Rozencweig M, Staquet M, Klastersky J
Clin Pharmacol Ther. 1976 May;19(5 Pt 1):592-7. doi: 10.1002/cpt1976195part1592.
Single equimolar oral doses of bacampicillin and ampicillin were given to 9 healthy subjects on a crossover randomized basis. Data were interpreted in terms of a 3-compartment pharmacokinetic open model. Intestinal absorption of bacampicillin was found to be faster and more complete than that of ampicillin, yielding an increase in bioavailability of 30% to 40% as measured by the area under serum levels curve, the urinary excretion and absorption rate constants. After the administration of bacampicillin, much higher and sharper peaks were achieved in the serum and in the "tissue" water than after the administration of ampicillin. The maximum bactericidal dilution (MBD) of the serum samples taken 1 hr after the administration of the antibiotics against 10 strains of Diplococcus pneumoniae was higher following bacampicillin (p less than 0.01), as was the MBD of the 0 to 2 hr urine specimens against 10 strains of Escherichia coli. Further clinical trials are required to accurately assess the possible greater therapeutic effectiveness of bacampicillin than of ampicillin.

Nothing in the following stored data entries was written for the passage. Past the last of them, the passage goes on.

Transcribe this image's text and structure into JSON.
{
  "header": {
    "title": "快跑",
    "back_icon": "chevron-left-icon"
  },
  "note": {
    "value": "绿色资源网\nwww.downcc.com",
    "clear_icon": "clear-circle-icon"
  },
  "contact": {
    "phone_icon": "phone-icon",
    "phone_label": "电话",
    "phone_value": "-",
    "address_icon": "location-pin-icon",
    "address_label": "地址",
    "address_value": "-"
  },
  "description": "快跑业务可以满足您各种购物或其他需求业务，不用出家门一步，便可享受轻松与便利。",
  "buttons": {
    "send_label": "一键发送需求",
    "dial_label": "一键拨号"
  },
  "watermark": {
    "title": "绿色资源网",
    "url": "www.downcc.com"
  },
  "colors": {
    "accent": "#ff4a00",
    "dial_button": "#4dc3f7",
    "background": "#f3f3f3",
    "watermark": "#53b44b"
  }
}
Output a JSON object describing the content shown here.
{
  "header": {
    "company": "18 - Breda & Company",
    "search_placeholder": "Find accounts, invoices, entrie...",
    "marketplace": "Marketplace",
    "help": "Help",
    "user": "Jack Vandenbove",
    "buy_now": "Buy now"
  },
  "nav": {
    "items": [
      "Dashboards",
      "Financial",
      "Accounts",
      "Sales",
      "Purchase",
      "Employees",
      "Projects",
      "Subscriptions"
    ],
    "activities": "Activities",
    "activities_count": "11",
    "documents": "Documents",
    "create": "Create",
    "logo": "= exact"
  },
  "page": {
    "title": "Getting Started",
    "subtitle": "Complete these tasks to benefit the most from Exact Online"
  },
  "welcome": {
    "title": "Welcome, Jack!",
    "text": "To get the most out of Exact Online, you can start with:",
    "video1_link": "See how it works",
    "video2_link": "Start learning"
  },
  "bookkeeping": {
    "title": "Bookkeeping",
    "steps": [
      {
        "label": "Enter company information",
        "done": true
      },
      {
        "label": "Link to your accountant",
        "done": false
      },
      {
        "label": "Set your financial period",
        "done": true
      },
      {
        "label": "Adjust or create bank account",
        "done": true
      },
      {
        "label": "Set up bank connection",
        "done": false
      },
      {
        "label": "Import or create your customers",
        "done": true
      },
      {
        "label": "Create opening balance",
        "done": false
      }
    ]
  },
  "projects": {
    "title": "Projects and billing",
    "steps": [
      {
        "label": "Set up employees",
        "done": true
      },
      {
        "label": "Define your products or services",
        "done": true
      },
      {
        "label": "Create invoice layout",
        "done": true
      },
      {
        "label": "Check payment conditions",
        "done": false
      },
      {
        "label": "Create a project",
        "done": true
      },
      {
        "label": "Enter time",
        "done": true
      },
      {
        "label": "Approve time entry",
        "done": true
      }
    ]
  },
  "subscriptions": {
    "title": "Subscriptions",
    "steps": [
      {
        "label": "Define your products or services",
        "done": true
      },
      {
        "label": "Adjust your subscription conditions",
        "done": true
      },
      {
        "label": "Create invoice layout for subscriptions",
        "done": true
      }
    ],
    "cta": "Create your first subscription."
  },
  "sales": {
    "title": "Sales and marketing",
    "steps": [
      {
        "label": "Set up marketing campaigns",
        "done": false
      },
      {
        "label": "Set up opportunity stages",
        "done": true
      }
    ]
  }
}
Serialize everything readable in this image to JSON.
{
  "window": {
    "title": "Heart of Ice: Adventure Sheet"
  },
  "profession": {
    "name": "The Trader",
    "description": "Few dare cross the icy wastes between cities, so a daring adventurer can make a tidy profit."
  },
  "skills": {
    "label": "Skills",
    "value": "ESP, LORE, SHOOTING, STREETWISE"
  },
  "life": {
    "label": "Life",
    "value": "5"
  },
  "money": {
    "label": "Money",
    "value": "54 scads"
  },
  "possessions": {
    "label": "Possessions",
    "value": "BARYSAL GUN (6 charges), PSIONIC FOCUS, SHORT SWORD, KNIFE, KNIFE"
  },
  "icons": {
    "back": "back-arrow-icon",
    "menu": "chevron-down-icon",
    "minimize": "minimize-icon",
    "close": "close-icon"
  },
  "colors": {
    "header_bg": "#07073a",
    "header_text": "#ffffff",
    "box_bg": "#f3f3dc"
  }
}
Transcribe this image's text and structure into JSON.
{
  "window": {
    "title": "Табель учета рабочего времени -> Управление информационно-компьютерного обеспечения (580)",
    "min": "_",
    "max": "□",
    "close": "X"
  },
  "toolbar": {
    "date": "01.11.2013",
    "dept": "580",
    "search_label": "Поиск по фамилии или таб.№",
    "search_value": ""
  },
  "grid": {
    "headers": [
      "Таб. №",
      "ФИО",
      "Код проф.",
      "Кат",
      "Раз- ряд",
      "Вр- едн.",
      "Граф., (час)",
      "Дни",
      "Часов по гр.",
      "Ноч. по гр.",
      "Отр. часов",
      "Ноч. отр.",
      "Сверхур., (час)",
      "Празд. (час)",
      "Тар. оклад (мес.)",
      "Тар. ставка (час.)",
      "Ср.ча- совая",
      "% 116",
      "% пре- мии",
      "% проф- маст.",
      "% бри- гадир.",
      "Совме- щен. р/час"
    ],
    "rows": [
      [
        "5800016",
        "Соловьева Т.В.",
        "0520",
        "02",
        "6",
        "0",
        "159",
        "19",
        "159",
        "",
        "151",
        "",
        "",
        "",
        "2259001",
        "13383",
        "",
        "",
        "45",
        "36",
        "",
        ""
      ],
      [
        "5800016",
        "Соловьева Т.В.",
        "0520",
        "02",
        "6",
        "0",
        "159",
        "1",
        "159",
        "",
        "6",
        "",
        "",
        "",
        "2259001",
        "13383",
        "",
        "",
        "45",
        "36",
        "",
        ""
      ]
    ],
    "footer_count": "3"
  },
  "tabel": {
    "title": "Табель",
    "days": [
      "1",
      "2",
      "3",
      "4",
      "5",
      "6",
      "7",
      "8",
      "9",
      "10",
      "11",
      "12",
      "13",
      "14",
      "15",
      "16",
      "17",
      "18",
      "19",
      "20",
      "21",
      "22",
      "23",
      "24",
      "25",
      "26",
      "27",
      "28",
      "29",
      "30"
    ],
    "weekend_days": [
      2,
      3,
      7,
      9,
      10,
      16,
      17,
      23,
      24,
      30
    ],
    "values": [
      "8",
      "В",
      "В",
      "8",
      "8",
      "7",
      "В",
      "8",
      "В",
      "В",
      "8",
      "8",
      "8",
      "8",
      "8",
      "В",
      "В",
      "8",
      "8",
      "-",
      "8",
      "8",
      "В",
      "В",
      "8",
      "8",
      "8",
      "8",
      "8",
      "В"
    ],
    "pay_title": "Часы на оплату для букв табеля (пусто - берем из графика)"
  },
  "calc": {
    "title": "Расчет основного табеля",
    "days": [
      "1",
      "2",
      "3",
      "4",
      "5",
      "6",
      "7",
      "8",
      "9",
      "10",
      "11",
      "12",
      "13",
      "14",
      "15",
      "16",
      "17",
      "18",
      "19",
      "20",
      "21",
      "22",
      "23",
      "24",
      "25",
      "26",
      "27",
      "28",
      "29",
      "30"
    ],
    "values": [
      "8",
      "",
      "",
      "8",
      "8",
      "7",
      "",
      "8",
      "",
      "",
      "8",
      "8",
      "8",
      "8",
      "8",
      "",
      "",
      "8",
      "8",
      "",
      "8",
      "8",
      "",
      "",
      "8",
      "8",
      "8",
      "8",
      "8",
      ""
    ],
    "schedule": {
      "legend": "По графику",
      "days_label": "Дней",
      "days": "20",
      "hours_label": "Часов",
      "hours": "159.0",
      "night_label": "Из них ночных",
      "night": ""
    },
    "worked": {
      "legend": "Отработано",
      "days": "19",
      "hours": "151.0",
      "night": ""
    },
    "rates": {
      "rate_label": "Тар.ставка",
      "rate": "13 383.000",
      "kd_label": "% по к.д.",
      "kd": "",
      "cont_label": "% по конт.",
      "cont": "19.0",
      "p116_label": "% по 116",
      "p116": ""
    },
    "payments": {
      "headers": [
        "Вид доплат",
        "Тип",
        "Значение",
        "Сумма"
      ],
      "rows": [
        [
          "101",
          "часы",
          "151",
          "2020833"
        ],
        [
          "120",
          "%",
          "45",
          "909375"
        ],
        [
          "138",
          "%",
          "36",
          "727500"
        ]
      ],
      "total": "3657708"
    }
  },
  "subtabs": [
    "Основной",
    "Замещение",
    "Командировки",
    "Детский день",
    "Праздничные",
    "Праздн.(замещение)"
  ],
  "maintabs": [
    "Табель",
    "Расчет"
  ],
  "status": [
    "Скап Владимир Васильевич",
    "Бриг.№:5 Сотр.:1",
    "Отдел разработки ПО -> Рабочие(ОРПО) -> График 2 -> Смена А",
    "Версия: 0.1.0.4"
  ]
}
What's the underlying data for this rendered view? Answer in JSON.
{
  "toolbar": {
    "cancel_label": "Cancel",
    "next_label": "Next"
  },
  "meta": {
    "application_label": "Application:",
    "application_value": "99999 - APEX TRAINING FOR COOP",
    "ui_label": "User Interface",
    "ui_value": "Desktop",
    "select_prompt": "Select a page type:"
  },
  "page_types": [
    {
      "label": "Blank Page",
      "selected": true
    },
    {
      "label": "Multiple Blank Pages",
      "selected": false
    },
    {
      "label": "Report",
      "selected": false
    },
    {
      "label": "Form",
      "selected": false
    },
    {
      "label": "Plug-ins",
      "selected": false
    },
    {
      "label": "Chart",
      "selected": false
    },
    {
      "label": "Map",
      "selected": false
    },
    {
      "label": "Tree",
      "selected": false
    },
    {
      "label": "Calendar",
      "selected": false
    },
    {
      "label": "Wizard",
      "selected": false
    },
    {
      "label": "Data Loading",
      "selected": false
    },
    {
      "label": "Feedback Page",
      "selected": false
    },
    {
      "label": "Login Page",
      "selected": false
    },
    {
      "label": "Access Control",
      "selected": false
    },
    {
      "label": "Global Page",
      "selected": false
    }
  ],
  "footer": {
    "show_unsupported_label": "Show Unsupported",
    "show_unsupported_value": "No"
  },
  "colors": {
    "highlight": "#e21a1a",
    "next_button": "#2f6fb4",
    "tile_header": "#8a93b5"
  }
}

在交叉随机的基础上,给9名健康受试者口服单剂量等摩尔的巴卡西林和氨苄西林。数据根据三室药代动力学开放模型进行解释。发现巴卡西林的肠道吸收比氨苄西林更快且更完全,通过血清水平曲线下面积、尿排泄和吸收速率常数测量,其生物利用度提高了30%至40%。服用巴卡西林后,血清和“组织”水中的峰值比服用氨苄西林后更高且更尖。服用抗生素1小时后采集的血清样本对10株肺炎双球菌的最大杀菌稀释度(MBD),巴卡西林组更高(p小于0.01),0至2小时尿液样本对10株大肠杆菌的MBD也是如此。需要进一步的临床试验来准确评估巴卡西林可能比氨苄西林具有更大的治疗效果。